We have some good eggs in this scenic little henhouse named after a fictional cowboy.

Today I pay tribute to just a few who registered high on my respect radar – pretty much the accepted yardstick for quality – as of late.

I’d be woefully ungrateful to omit a part-time resident who gave my life meaning last Saturday. I speak of Harry Block who made it possible for me to play in the Quake Golf Tournament. Along with teammates Lincoln Reese, nephew Jay and Greg Stenlund, we finished 25 out of 28 teams, but I’m not so naïve as to think the “honor system” precludes kicking balls away from trees and bushes.

I’d take a bullet for this fine man I’ve never met and didn’t know existed till the Olive Glenn brass informed me he had paid my $100 entrance fee and left a $25 bar credit to boot. Why would a perfect stranger put out that kind of money for me, I sense you wondering? First off, I never said he was perfect, but Harry was forced to withdraw for a health-related, unscheduled trip from his Wapiti, summer home.

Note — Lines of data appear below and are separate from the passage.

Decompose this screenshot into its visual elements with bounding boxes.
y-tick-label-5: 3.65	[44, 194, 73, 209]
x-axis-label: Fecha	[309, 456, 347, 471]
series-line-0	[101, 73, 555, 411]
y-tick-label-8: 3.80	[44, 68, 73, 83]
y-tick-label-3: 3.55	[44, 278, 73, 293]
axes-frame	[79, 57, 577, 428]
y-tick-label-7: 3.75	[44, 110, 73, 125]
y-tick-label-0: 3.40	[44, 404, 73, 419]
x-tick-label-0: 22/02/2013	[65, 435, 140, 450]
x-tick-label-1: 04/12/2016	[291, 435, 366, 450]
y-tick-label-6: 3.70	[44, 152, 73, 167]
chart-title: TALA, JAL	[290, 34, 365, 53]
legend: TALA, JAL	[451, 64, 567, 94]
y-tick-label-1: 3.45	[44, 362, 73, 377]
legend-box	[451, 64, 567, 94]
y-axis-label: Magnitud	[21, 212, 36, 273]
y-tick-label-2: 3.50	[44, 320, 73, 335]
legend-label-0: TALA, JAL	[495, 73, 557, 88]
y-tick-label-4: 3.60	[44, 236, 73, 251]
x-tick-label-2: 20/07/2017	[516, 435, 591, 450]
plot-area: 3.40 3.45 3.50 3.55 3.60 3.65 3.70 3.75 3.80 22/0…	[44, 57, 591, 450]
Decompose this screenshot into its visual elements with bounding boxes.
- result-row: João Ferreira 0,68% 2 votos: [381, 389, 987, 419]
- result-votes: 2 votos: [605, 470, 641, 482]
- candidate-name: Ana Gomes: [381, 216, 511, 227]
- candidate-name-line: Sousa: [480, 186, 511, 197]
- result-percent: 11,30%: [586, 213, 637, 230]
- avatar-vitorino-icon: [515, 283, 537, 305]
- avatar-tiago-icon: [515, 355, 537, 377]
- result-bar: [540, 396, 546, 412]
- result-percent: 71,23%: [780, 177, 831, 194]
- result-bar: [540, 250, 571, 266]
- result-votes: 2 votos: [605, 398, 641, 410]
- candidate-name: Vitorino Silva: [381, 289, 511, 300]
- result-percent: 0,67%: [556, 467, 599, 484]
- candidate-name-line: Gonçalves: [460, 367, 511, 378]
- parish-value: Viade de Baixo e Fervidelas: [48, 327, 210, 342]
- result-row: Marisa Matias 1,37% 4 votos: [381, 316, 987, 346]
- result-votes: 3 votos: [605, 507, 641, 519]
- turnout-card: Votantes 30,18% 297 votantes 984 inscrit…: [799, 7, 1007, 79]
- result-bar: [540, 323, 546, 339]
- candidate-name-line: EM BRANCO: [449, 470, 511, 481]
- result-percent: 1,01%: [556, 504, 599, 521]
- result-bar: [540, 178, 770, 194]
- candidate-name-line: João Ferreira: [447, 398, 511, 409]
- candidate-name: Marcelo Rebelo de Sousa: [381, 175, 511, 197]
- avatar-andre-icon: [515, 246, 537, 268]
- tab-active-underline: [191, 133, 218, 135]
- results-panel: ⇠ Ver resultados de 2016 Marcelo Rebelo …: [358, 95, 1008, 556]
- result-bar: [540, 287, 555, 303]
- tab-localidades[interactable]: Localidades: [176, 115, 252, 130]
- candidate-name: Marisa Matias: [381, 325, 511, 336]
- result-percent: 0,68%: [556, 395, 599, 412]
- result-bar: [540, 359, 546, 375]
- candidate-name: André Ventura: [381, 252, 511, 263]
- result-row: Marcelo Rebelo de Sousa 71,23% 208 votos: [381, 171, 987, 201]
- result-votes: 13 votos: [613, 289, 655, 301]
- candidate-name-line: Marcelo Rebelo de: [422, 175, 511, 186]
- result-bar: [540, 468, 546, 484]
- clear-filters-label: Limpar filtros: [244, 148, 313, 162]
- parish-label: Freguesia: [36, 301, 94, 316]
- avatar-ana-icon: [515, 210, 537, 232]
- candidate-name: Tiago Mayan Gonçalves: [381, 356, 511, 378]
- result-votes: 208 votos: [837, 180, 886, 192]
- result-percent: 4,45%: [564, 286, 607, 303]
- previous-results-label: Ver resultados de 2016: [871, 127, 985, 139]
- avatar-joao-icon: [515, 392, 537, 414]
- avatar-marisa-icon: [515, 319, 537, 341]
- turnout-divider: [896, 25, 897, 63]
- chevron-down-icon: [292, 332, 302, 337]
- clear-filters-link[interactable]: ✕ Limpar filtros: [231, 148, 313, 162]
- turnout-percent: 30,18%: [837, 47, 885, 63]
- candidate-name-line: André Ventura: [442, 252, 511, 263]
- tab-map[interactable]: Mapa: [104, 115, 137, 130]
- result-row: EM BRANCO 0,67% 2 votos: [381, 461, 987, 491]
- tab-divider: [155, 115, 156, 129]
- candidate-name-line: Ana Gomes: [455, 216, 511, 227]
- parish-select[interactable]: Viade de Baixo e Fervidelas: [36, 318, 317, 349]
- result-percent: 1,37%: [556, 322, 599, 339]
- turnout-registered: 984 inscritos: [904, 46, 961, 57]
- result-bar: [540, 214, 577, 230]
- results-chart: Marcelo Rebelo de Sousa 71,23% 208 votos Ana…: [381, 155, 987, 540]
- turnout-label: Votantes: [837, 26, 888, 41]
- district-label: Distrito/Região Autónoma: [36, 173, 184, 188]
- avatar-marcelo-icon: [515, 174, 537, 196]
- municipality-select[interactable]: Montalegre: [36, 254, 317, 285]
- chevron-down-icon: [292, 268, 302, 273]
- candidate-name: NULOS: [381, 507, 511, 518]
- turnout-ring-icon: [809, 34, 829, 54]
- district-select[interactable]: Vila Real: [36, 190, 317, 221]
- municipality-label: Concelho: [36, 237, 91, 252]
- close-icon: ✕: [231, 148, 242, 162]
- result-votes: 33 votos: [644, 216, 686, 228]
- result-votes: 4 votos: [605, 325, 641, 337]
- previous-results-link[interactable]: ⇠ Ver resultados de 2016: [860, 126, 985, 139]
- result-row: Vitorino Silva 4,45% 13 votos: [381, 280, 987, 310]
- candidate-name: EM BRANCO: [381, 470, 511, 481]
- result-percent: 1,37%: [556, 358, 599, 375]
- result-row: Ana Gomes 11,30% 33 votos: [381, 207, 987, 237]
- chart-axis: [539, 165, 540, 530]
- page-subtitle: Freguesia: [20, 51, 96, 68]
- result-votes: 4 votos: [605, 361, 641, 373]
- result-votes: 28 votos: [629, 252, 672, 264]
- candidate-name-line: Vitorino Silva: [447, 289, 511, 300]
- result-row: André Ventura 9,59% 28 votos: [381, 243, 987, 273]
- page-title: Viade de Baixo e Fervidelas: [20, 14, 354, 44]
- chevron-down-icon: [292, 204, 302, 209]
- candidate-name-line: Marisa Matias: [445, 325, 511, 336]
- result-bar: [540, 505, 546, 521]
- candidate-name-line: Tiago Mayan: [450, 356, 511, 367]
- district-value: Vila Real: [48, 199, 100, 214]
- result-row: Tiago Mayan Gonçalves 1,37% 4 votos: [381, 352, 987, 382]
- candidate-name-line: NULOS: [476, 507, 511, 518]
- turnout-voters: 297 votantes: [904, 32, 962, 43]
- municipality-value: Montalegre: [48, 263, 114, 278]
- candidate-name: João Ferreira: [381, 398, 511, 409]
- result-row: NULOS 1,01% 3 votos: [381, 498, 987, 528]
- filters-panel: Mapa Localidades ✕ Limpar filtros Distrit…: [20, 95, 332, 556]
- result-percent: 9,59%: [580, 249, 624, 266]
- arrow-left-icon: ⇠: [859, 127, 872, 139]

Apparently, Harry feels he knows me from reading my column each week and has, not surprisingly, taken a shine to me. It does my heart good to know I’ve touched someone in a way that doesn’t get me on probation again. It’s purely speculation whether his middle initial is R, but if so the R in H&R Block surely stands for Remarkable.

I had the refreshing privilege to meet a most delightful family a while back, Russ, Diane and daughter Taylor Whitlock. Occasionally I’ll meet people for the first time and they immediately feel like family, which indicates I’d probably never be invited to dinner. Diane owns and operates Clairesfrenchbakery.com. Although I don’t eat many sweets because of an abnormal fear of acne, judging from the wit and warmth I encountered, I bet her goods are fresh and to quote Ned Flanders, “scrumpdidlyicious.”

A shout-out to Merv, that congenial Utah guy with the seasonal fruit stand just past Pizza Hut. Call me an oldies fanatic, but Merv, “I really like your peaches; wanna shake your tree.” Don’t even get me started on his tomatoes – as rosy and squeezable as a newborn’s keester.

What can I say about departing tennis coach Norm Sedig that hasn’t already been said? He’s known as “Coach Sea Dog,” but he’ll always be Gene Shalit to me. (Surely you remember the Today Show movie critic in the 70s with the big black handlebar moustache?) From the time decades ago I was introduced to Norm, wearing nothing but a towel in the locker room of Ev Diehl’s old Athletic Club, I somehow knew we’d be forever friends. It’s worth noting he had really hairy legs.

And goodbye to another friend, Robbie Russell. I hung with guys he hung with back in the day, and never met anyone so incredibly athletic, while so remarkably humble and just plain nice. His funeral is Sept. 12 and I’d estimate the tears and tributes to be incalculable. “Only the good …” the old song says.